Designed to evoke the spirit of early twentieth century safaris, founded and passed on down through the Cottar family since 1919, Cottars 1920s Camp is the oldest safari camp in existence.
Described by its owners as more a way of life than a business, 1920s is located just outside the Maasai Mara, on 22,000 square acres worth of private concession. Within easy reach of the park, yes, but offering an altogether different experience in terms of pace, privacy and gold tap authenticity. Catering for just 12, Cottars 1920’s Safari Camp consists of a shared tent – dining area, bar, lounge, library – and 6 sleeping tents.
food and service
The shared area is an extraordinary affair. Silver service set, surrounded by early twentieth century paraphernalia, attended by uniformed waiters, the dining table alone reflects a much more opulent era. The lounge – strewn with Persian rugs, beautiful pieces of eighteenth and nineteenth century furniture, a library of Africana literature – continues the theme, and is intended to create, for the adventure weary traveller, a sumptuous retreat, a style one might normally associate with dignitaries, presidents, the landed aristocracy.
The en-suite sleeping tents are equally well appointed. With beautiful hand built four poster beds, safari antiques, gramophones, old style showers and flushing toilets, every effort has been made at 1920s to give its guests a real sense of what it must have been like to safari a hundred or so years ago. Add to this the fact that each tent is attended by its very own personal butler, is lit by candles, looks out directly into the wild, and it is difficult to disagree with the owners when they say that this was the life. There is Wi-Fi available in the dining area, but please note it can be on the slow side.

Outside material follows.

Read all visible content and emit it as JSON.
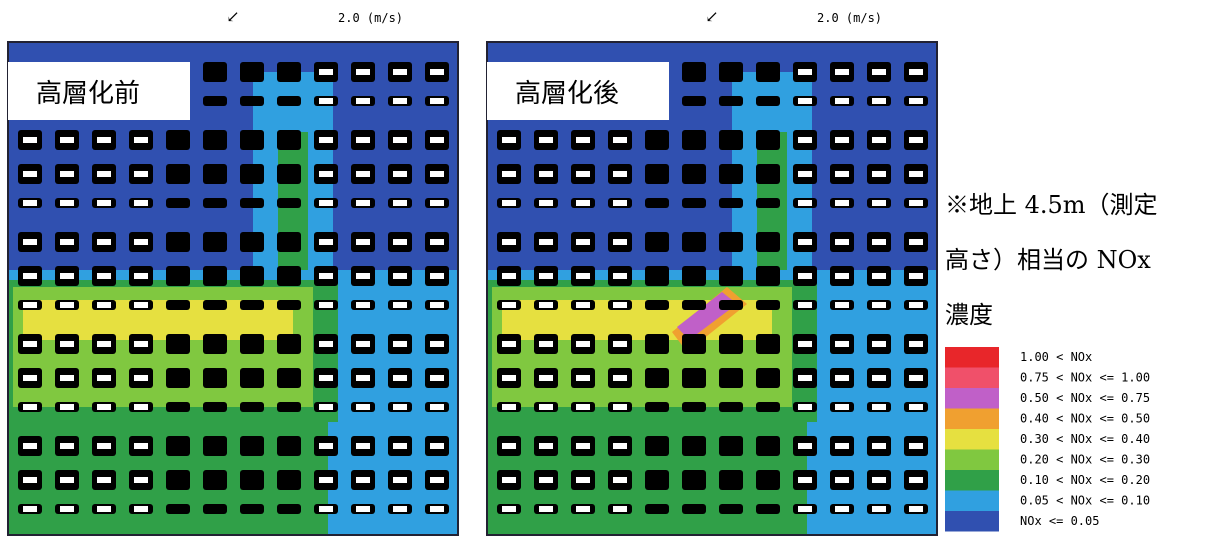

Activities at Cottars 1920’s Safari Camp include 4×4 wildlife drives, walking safaris, the chance to travel in – and view wildlife from – an authentic wooden car, sundowners, massage, pedicures and manicures. The guiding is – as one would expect – top notch.
Through the establishment of the Cottars Wildlife Conservation Trust (CWCT), the Camp has been actively engaged in the preservation of natural habitats and wildlife in the area. It contributes a significant portion of its revenues to the Maasai Mara National Reserve.
As a testament to Cottars Camp’s unrelenting commitment to environmental conservation, the CWCT is working to set up a conservancy. Working with a land committee, comprising of representatives from the Maasai community that owns Olderkesi Ranch where the camp is built, the CWCT has been at the forefront of advocating for the establishment of the Olderkesi Conservancy.
Cottars Camp has played a crucial role in the growth of the local economy within this region. One example is through its support of Maasai women by providing a ready market, through its guests, for their beadwork and other handicrafts.
Cottars Camp maintains close ties to neighbouring communities and is keen to address the challenges they face. Through the CWCT the Camp has for many years actively supported the Maasai community’s struggle to obtain land tenure which has been one of the main impediments to community development in South East Mara. Without land tenure, communities are essentially squatters on the land and therefore have no claim or decision-making power with regards to its use.
As part of its continued commitment to community development, the CWCT also currently supports a total of 139 pupils through its bursary scheme. It also trains youth in the community as tour guides and provides employment.